# New Scape in the discus tank.



## krazypara3165 (3 Feb 2013)

howdy all! after getting my tank in november and being a novice at the planted tank i went out and bought lots of plants and threw them in. shortly after i threw a lot of discus in there too! over the months i have got to learn about co2, scaping, and ferts so today i decided to rescape the tank! the main reason was that my previous layout caused problems with beefheart getting caught in the substrate, and the carpet at the front got so dense it restricted flow and i had a lot of plants that disintegrated due to it. it also gives more space for the discus to swim around and more space for them to eat.

Before (unorganised mess!)






right hand side of tank




left hand side......




New layout

I wanted to use two peices of wood for the centerpieces like two islands. the larger plants are to the back of them with the smaller plants towards the front. 





and one to see the raised substrate





left hand side





and finally right hand side





i promise ill get out the slr out soon to take some better pics!

Conclusion:
I've realised that less is more and im already enjoying the scape, its easier to see the discus and its easier to feed and clean up the unfed food. the plants that were struggling in the previous scape have gone as have a few that were covered in algae. my girlfriend has also stated it looks loads better which is a first! however i still think i have too many species of plants in there but i will see how it goes.

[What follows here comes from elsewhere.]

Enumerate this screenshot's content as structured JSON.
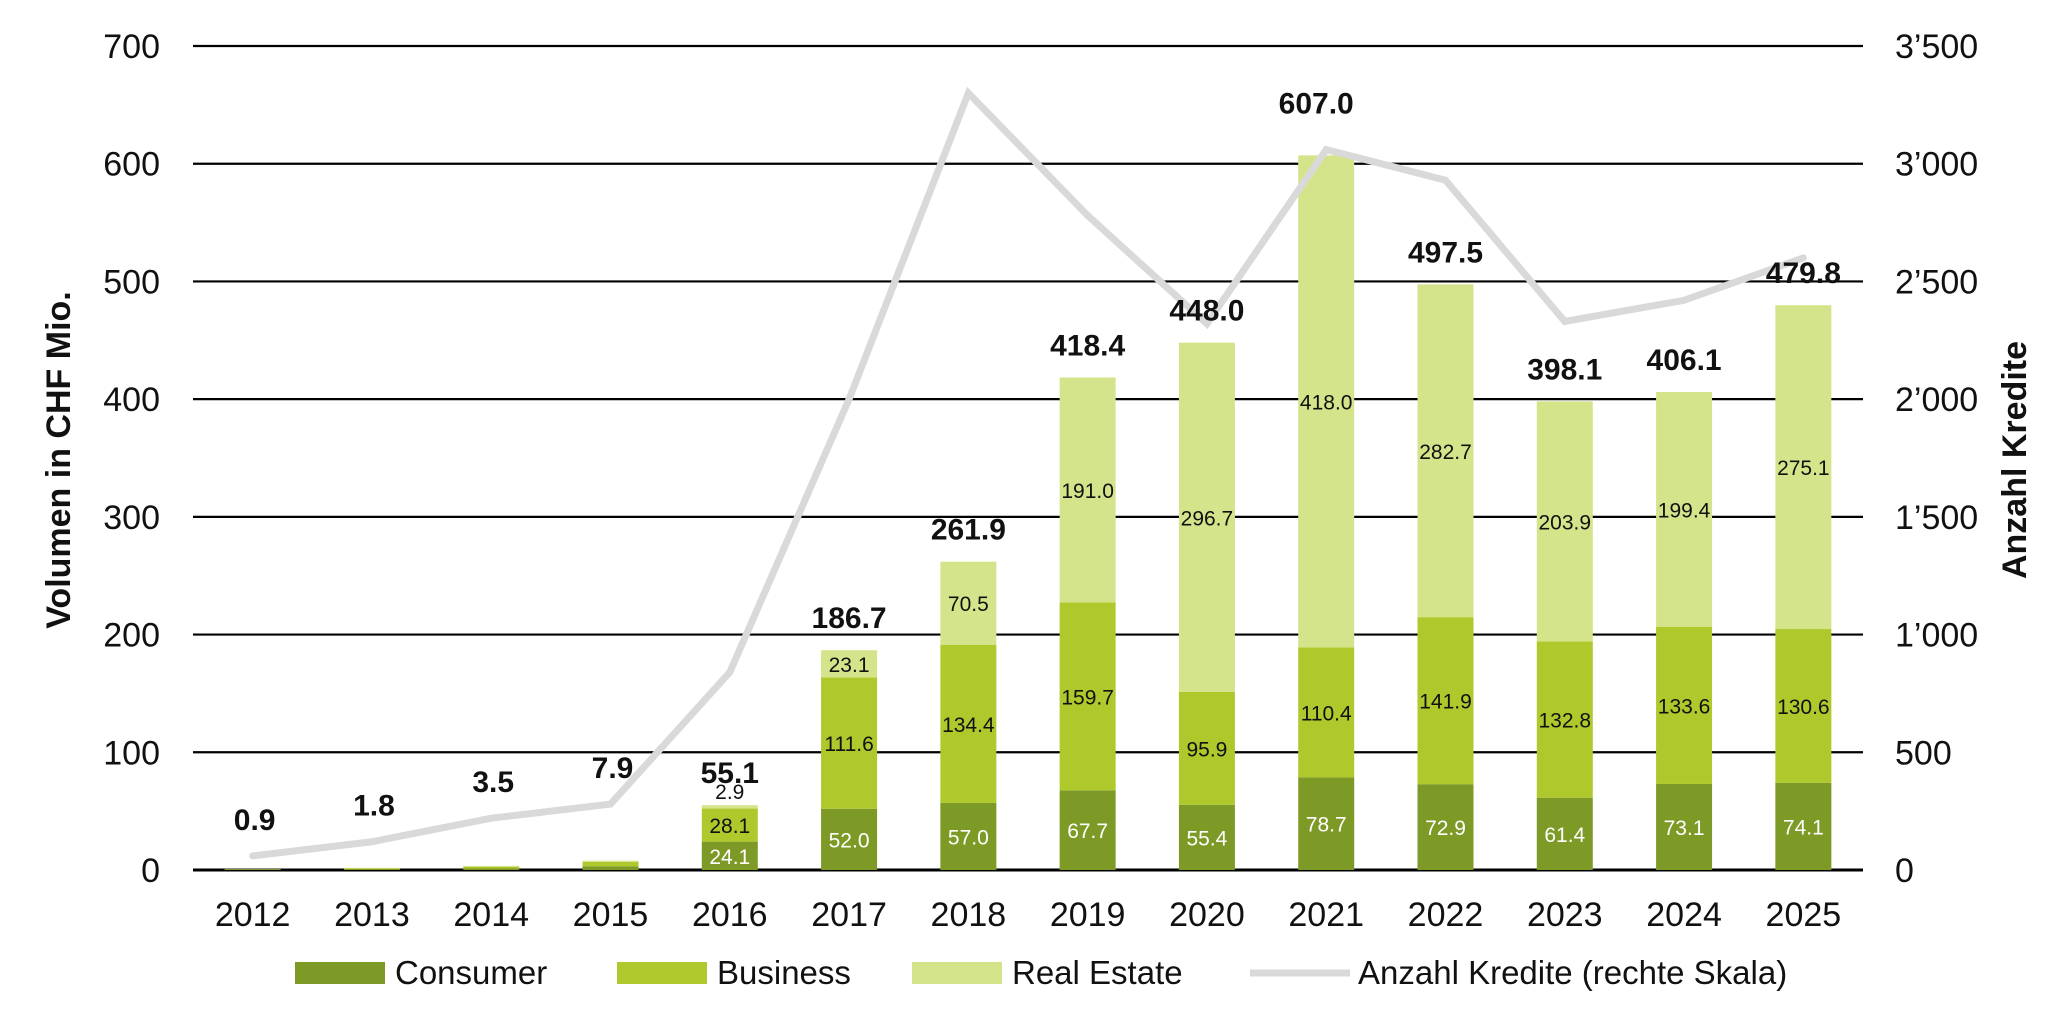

any feedback/ constructive criticism would be appreciated!

cheers, craig.


----------



## Bufo Bill (16 Feb 2013)

Like it very much, it has a great sense of depth.

However that's quite a lot of bare foreground. . . perhaps a second colour of substrate could be used to create a path effect, just to give a little more interest to such a large area of the 'scape? 
Just a thought really, as it's impressive as is.

All the best from Bill. 


Sent from my iPod touch using Tapatalk


----------



## krazypara3165 (16 Feb 2013)

Cheers! I'd never actually thought of using another substrate. Maybe a path through the middle? But with using sand how would i keep it seperate?


----------



## Lindy (1 Mar 2013)

I much prefer this layout to the last. It felt like the wood at the right had been jammed up against the glass in the last one.


----------